Ezequiel avalia que os partidos que romperam com Taques, caso do DEM e PSD, são bem vindos neste arco de aliança em torno do nome de Wellington, mas acredita ser possível que eles também lancem candidatura alternativa para sobrepor a tentativa de reeleição do governador. O deputado relembra ter participado de 
almoço organizado pelo deputado estadual Zeca Viana (PDT),  com a presença do ex-vice-governador Carlos Fávaro (PSD) e  outros líderes opositores para reforçar a possibilidade de aliança.

“Existe a possibilidade [de a oposição] ter mais de um candidato. Isso não quer dizer que a oposição está rachando. Hoje nós temos um nome colocado pela oposição, que é o senador Wellington. Nós ainda não sabemos [de outro]. [O ex-prefeito] Mauro Mendes  (DEM) não se colocou como candidato. O Jayme Campos (DEM) se coloca como candidato ao Senado”, diz à imprensa, durante o lançamento do Plano de Políticas Públicas do Progressista, nesta segunda (16).

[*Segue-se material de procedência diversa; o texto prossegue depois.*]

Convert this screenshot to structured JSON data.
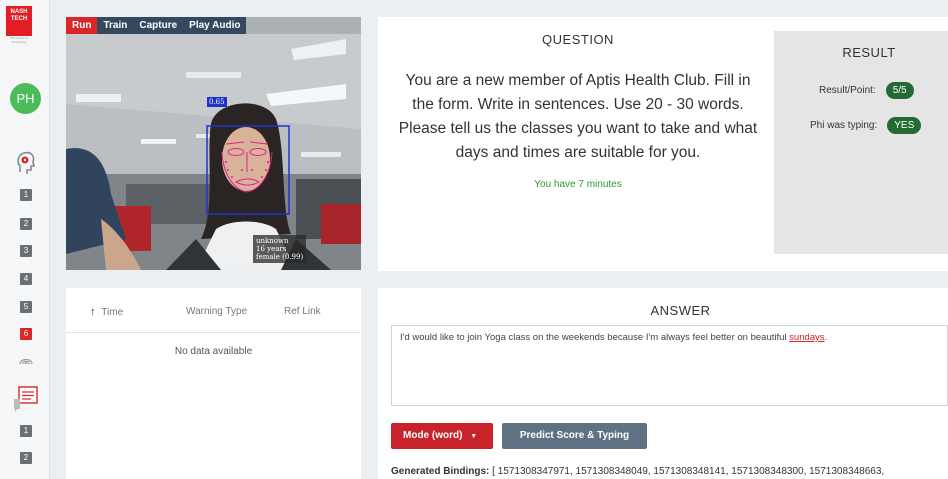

Wellington, que participou do evento progressista, declara que trabalha para confirmar a aliança com o PP e outras legendas da oposição. Nesta articulação, ainda cita o PSD, que está dividido entre o apoio ou repulsa ao tucano.

O senador diz não colocar vetos a partidos que demonstrarem simpatia pelo seu projeto. Garante que ao contrário do que ocorreu no atual governo, em eventual vitória, irá administrar com os partidos que lhe ajudaram na eleição.

Na manhã de hoje,  o partido  apresentou o Plano de Políticas Públicas do Progressista. São diretrizes que trazem propostas relacionadas a temas como: Reorganização e Modernização Administrativa, Desenvolvimento Econômico e Social Sustentável, Projetos Especiais (Inovação), Serviços Públicos. O documento foi projetado pelo sociólogo e economista Maurício Munhoz.

Conforme Ezequiel, o partido só irá apoiar um candidato ao Palácio Paiaguás que aceitar e colaborar com a melhoria de tal plano. Relembra que a legenda ajudou Taques a se eleger, mas errou ao não cobrar que o programa de governo fosse composto por metas possíveis de serem cumpridas.

“O Progressistas sai na frente, apresentando o que o partido pensa para o Estado. É uma sinalização de que o partido não vai mais entrar em barca furada. Queremos discutir políticas públicas, ouvindo a sociedade. Continuamos abertos para agregarmos valores”, pontua.